Ziemia wirtualna

7 maja 2015

Do niedawna przylot turystów do Ameryki Północnej (USA, Kanada) oznaczał realizację tzw. "american dream". W bieżącym roku, a jest to rok wyborczy, amerykański prezydent przyśpieszył regulację prawną statusu pobytowego młodych osób. Od 15 bm. pokolenie tzw. "dremersów" może złożyć dokumenty i ubiegać się o status legalu, narazie na dwa lata. Latynosi nie obawiają się. Składają dokumenty i cieszą się. Naszym rodakom w Chicago, doradcy postulują wstrzymać decyzje i poczekać. Na co? Trzeba przyznać, że na pomoc ze strony polonijnych organizacji nie bardzo można liczyć. Niedawno polonijna prasa opisywała przypadek zatrzymanej działaczki, która przekroczyła przepisy w innym Stanie, nie mogąc pochwalić się statusem legalnego pobytu. O działaczkę upomnieli się jej koledzy i koleżanki. Została uwolniona z aresztu. Czy jednakowo skutecznie organizacja ta upomni się o innego, zwykłego (nie działacza) zatrzymanego, bez "zielonej dokumentacji"? Najpierw trzeba samemu przestrzegać prawa a potem instytucjonalizować pomoc. Działacze i działaczki powinny zacząć od siebie.

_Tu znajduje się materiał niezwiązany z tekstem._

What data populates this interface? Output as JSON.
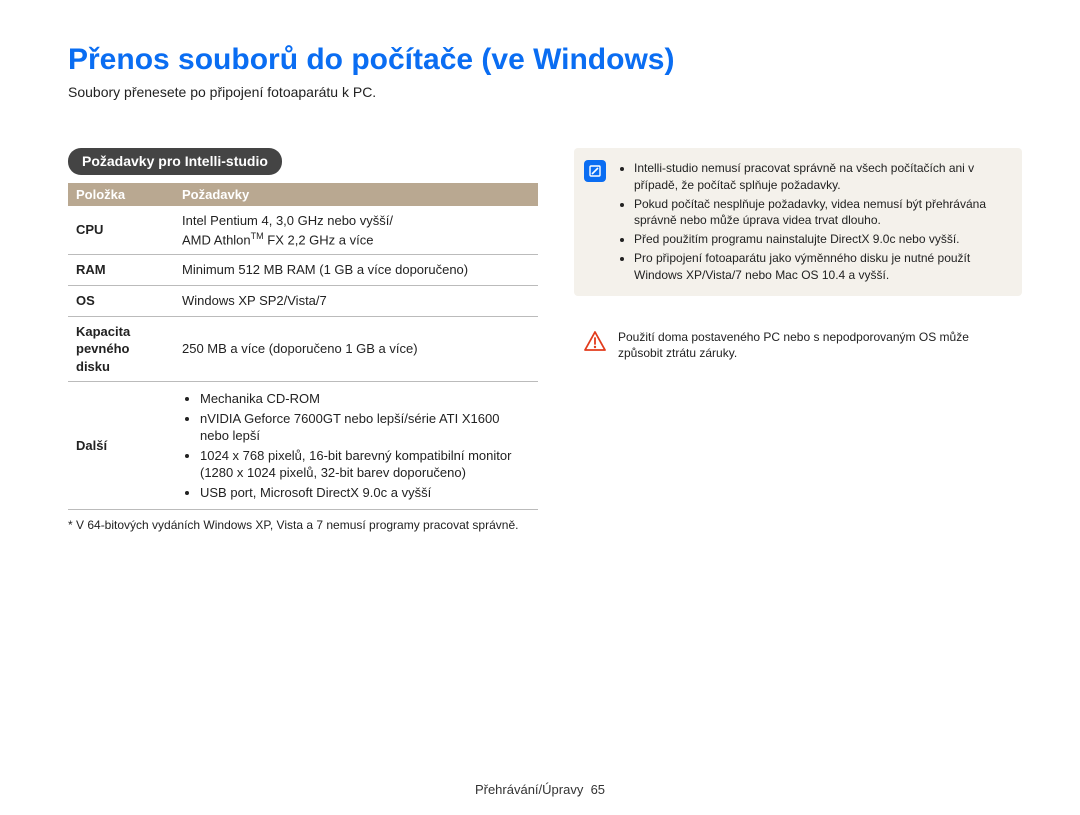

Jeśli nie można liczyć na organizację niedochodową, to może na członków innej, znanej, niemal stuletniej, zasłużonej, polonijnej organizacji? Trudno powiedzieć. W miniony poniedziałek w Wietrznym Mieście na spotkanie z sędzią okręgowym powiatu Cook, Mr Timothym C. Evans, przybyło wielu prawników amerykańskich polskiego pochodzenia. Pan sędzia bardzo chwalił współpracę z i na rzecz polonijnej społeczności.

 


Wskazywał osiągnięcia, wspomniał potrzebę reform, w sprawach budżetu szczególnie. Spotkanie odbywało się w nowo urządzonym bistro, gdzie oprócz spraw natury zasadniczej także wielu polonijnych sponsorów wystawiło dowodowe potrawy pamiętając, że nie samym chlebem żyje człowiek, tym bardziej prawnik. Pojawił szef naszej polonijnej zasłużonej organizacji ale nie witał się z sędzią, głosu nie zabierał. Jako dobrze wychowany wie, że jak się je, to się nie mówi. Spożył więc z apetytem kilka porcji i pośpiesznie opuścił ten lokal. Liczyć na pomoc? Można ale jak młody dreamers, bez pozwolenia do pracy, spełni warunki pomocy? Ledwo sam zaspokoi własny apetyt! Organizacje latynoskie zorganizowały przejazdy autobusami do miejsc wyznaczonych w dniu 15 sierpnia br. w Grant Parku, aby tam wypełnić ankiety bo kto pierwszy ten lepszy. Nasza polonijna społeczność została podzielona opiniami na antenie popularnych choć nielicznych już programów radiowych. Przekonani do aktu "dream" udają się do prawnika i wdrażają postępowanie. Kto ma inny pogląd, czeka i narzeka. Prawo dreamersów jest jak to mówią "w sferze dream", dopracowane nie szczególnie dokładnie ale szanse daje. Zaryzykuje ten, kto skorzysta. Ale kto nie ryzykuje, ten nawet dreamersem nie będzie. Na czym polega ryzyko? Jak zwykle na zaufaniu. Tym razem amerykańskiej administracji. Warto zaufać właśnie dlatego, że w listopadzie będziemy wybierać nowego prezydenta, a komu ufać, jeśli nie Amerykanom?! Pomoc niektórych organizacji polonijnych staje się coraz bardziej wirtualna ale władza (jak widac) wciąż jeszcze zupełnie realna!